CCD Spotlight Blog

What Does it Mean to be Consecrated?

spotlight blog banner


On September 9th, I was consecrated a presbyter in the Moravian church. I received a lot of questions from friends and family preceding the service about what this means. It is the middle child of our 3 orders of ministry. (Ordained a deacon, consecrated a presbyter, and elected a Bishop).

A friend asked me, “Is it a promotion?

Well no, it is more of an affirmation of the ministry of the church I am serving and the work I have been doing.

Do you get a pay raise?

Definitely not.”

Do you get a new job title?


Well, then I don’t understand what this is all about.

Honestly, I struggled to explain what being consecrated a presbyter meant too. Bishop Doug Kleintop who presided at my consecration service said consecration is important for a minister because we are ordained getting a small taste of what ministry looks like, but when we make a life-long commitment to ministry as a presbyter we have a far better understanding of the expectations, the challenges, the joys, and the struggles that ministry entails.

I think it is very similar to a married couple making a vow renewal. Being able to say ‘I do’ or ‘yes’ to somebody can be far more powerful when we aren’t looking at them with rose-colored glasses anymore. We see their strengths and weaknesses as a partner and we make the conscious decision to continue to choose them for the rest of our lives. For better or worse.
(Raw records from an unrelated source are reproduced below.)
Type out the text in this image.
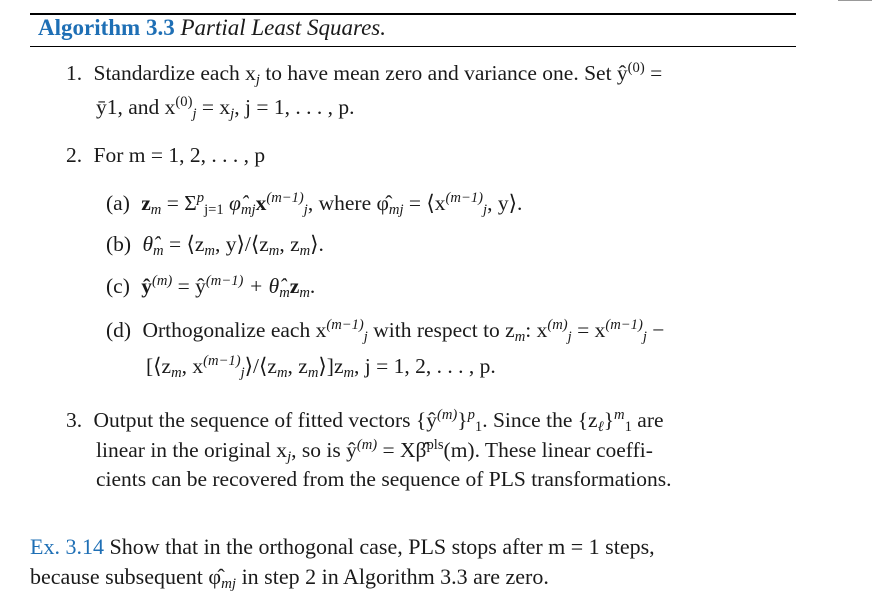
Algorithm 3.3 Partial Least Squares.
1. Standardize each $x_j$ to have mean zero and variance one. Set $ŷ^{(0)}$ =
ȳ1, and $x^{(0)}_j = x_j$, j = 1, . . . , p.
2. For m = 1, 2, . . . , p
(a) $z_m = \Sigma^p_{j=1}$ $\varphî_{mj}x^{(m-1)}_j$, where $\varphî_{mj}$ = $⟨x^{(m-1)}_j$, y⟩.
(b) $\thetâ_m$ = $⟨z_m$, $y⟩/⟨z_m$, $z_m⟩$.
(c) $ŷ^{(m)}$ = $ŷ^{(m-1)}$ + $\thetâ_mz_m$.
(d) Orthogonalize each $x^{(m-1)}_j$ with respect to $z_m$: $x^{(m)}_j = x^{(m-1)}_j$ −
[$⟨z_m$, $x^{(m-1)}_j⟩/⟨z_m$, $z_m⟩]z_m$, j = 1, 2, . . . , p.
3. Output the sequence of fitted vectors $\{ŷ^{(m)}\}^p_1$. Since the $\{z_\ell\}^m_1$ are
linear in the original $x_j$, so is $ŷ^{(m)}$ = Xβ̂$^{pls}$(m). These linear coeffi-
cients can be recovered from the sequence of PLS transformations.
Ex. 3.14 Show that in the orthogonal case, PLS stops after m = 1 steps,
because subsequent $\varphî_{mj}$ in step 2 in Algorithm 3.3 are zero.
Being consecrated a presbyter is meaningful for our clergy because we make the life-long commitment to the job not only knowing the stress put on us and our families, but also knowing our flaws and shortcomings that come with carrying out our vocation. (It turns out our 6-week stewardship sermon series didn’t bring 50 new members to the church as we envisioned in seminary.)
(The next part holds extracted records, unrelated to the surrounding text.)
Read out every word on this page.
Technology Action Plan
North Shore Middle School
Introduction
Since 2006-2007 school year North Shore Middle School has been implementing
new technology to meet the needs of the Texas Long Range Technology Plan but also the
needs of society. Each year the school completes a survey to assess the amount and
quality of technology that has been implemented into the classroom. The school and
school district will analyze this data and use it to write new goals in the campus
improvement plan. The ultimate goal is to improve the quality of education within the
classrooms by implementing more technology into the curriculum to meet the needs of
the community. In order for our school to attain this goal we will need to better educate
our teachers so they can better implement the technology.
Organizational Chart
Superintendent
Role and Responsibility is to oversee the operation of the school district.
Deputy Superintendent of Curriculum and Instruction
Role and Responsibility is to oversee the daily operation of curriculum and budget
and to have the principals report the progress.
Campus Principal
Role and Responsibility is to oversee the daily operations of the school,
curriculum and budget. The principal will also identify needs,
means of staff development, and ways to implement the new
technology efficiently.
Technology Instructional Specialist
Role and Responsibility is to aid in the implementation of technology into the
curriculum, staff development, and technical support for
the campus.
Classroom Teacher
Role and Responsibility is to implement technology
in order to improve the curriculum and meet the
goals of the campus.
Consecration or God making people and places holy is an important part of our Moravian theology. The Moravian Church under Count Zinzendorf believed God made every land across the world holy regardless of whether there were Bibles or houses or worship present. That understanding by the laity helped empower Moravian missionaries all across the globe. They did not need to feel pressure to bring God to the people, but they could already point out how God was working among them.

Embracing that theology should still inform our sense of evangelism today. We do not need bells and whistles to share God’s love. We just need authenticity and honesty about how we have seen God working among us.

It is not just the clergy that are consecrated in our church, but every child of God has been consecrated to share God’s love with the world. Jeremiah 1:5 said, “Before I formed you in the womb, I knew you; before you were born, I sanctified you.

Brothers and sisters, how are you faithfully carrying out your calling on this earth? In our home life, at our jobs, and in our communities and churches we can share God’s love with others.Good needs us to participate in this holy work. St. Augustine said, “Without God, we cannot. Without us, God will not.

We are holy people doing holy work. In the coming days let us take ownership of our high-calling. This calling is so easy to diminish, dismiss, or run away from. On those days of doubt, we need to remember that God needs us. He will not do the holy work of sharing love with the world without us.

That is our holy calling. It is not just some of us that have been called, but all of us. Let us all get to work at the labors of love we have been consecrated for. God needs our help today.

About the author

Photo provided by the author.

​Ben was raised in Watertown, WI. He received a bachelor’s degree from Carroll University, majoring in communications, in 2011. After working as a try-ministry intern under Rev. Bruce Nelson at Lake Mills Moravian Church for a year he attended Moravian Theological Seminary in 2014. He graduated in May of 2017.

​Ben has served at Schoenbrunn Community Moravian Church since July 2017. He also served in student ministries at Grace Moravian Church (Westland, MI) and Palmer Community Moravian Church (Palmer Township, PA)

​He lives in New Philadelphia with his wife (Emily), his daughter (Autymn), and their two dogs (Jinx and Melvin). He could not be in ministry without the support of his caring and loving family. Besides being an active part of his church family, Ben is proud to be involved with Friends of the Homeless, vintage baseball, T4C, WJER morning radio devotions, and foster parenting.